Metadata does not include the names of the customers, addresses or billing records. All that would require individual warrants, noted Greenwald.

So far.

The FBI/NSA’s broad surveillance of domestic calls is unprecedented (that we know of) under the Obama Administration, but not entirely surprising. The ability to do all of this apparently falls under the Patriot Act [50 USC section 1861] or the “business records” provision of the legislation, passed by Congress in the wake of 9/11 (or at least this is the FBI’s apparent interpretation of it). The Patriot Act, the gift that keeps on taking.

Civil libertarians have warned from the beginning that these Patriot Act measures would eventually intrude on the privacy of ordinary Americans, but those voices were dismissed as paranoid and unpatriotic. Then the revelations of 2005 came: The Bush Administration had authorized the warrantless surveillance of Americans communicating with foreigners. As far as we know it never stopped, but the activity was codified in so called FISA “reforms” in 2008. President Barack Obama, then U.S Senator, signed off on that FISA bill and never looked back.

According to FISA, the Department of Justice filed 1,879 requests for searches in 2012 — 1,789 of them for electronic surveillance — a 6.7 percent increase over 2011. None of those warrants were denied. Some 15,229 requests for “national security letters,” which allow the government to snoop into American financial records under the Patriot Act were granted during the same year.

But what Greenwald is reporting is a entire step away from individual FISA warrants — it’s really elaborate data mining effort in which the FBI is looking for patterns and clues among the call information (much like the NSA’s secret data mining program under the Bush Administration). Agents will likely drill down further with new warrants (or not) when something among the ostensibly disparate numbers and codes draws their attention.

As Greenwald notes, “it is also unclear from the leaked document whether the three-month order was a one-off, or the latest in a series of similar orders.”

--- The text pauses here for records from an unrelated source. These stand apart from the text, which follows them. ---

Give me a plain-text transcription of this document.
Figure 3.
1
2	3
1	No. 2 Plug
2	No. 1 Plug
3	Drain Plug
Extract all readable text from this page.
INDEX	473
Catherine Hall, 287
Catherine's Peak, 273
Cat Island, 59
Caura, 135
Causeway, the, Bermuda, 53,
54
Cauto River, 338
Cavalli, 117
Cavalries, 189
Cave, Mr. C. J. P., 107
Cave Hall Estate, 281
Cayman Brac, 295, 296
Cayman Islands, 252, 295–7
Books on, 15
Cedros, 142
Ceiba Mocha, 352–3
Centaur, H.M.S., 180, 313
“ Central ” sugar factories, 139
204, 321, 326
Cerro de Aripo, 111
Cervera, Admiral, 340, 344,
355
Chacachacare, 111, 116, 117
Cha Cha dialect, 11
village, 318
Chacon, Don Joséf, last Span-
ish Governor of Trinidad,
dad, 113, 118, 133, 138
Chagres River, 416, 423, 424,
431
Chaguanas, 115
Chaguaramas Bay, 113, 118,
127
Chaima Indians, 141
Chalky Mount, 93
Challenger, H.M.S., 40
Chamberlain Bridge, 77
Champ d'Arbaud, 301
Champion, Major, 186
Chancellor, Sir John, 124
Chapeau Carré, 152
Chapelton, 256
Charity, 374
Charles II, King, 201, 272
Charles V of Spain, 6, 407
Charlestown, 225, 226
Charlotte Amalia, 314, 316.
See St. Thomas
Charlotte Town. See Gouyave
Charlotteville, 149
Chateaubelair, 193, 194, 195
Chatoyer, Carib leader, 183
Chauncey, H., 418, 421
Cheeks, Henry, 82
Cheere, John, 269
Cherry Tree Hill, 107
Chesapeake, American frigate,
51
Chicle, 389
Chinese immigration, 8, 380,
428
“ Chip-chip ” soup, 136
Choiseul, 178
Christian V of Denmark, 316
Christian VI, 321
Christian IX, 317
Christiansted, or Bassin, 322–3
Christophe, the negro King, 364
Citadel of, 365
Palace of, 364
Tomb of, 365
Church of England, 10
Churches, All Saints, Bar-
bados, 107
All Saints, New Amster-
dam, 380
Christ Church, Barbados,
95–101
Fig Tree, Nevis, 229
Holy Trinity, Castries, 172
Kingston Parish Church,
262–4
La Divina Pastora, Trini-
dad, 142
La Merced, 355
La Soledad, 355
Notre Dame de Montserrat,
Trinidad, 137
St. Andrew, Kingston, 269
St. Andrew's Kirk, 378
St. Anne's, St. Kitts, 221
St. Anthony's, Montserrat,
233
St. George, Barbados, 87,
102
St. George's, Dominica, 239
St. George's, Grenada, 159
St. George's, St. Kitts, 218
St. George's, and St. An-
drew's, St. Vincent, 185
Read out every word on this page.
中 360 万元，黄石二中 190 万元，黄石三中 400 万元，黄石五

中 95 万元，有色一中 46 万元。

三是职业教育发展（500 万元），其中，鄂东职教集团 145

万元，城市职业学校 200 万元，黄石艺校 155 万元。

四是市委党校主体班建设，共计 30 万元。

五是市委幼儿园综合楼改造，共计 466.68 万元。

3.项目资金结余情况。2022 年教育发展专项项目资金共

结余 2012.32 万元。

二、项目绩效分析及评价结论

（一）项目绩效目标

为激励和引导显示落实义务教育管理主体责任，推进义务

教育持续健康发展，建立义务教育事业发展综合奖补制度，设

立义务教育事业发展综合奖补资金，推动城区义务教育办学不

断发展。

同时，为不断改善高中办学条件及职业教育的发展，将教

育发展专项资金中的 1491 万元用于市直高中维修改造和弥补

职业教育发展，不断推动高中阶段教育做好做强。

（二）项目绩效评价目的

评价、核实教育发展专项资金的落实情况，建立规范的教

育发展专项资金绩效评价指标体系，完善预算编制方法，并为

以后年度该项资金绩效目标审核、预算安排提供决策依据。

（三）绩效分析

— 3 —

For years, groups like the ACLU, the Electronic Frontier Foundation and individual lawmakers have warned that  both the Bush and Obama administrations were abusing the Patriot Act and using their own interpretations, secretly, to spy on Americans. Each year, new revelations emerge to indicate they are doing just that. We have whistleblowers contending that they saw it happening up close and personal. Yet America continues to shrug as if to say, I’m not doing anything wrong, why should I care?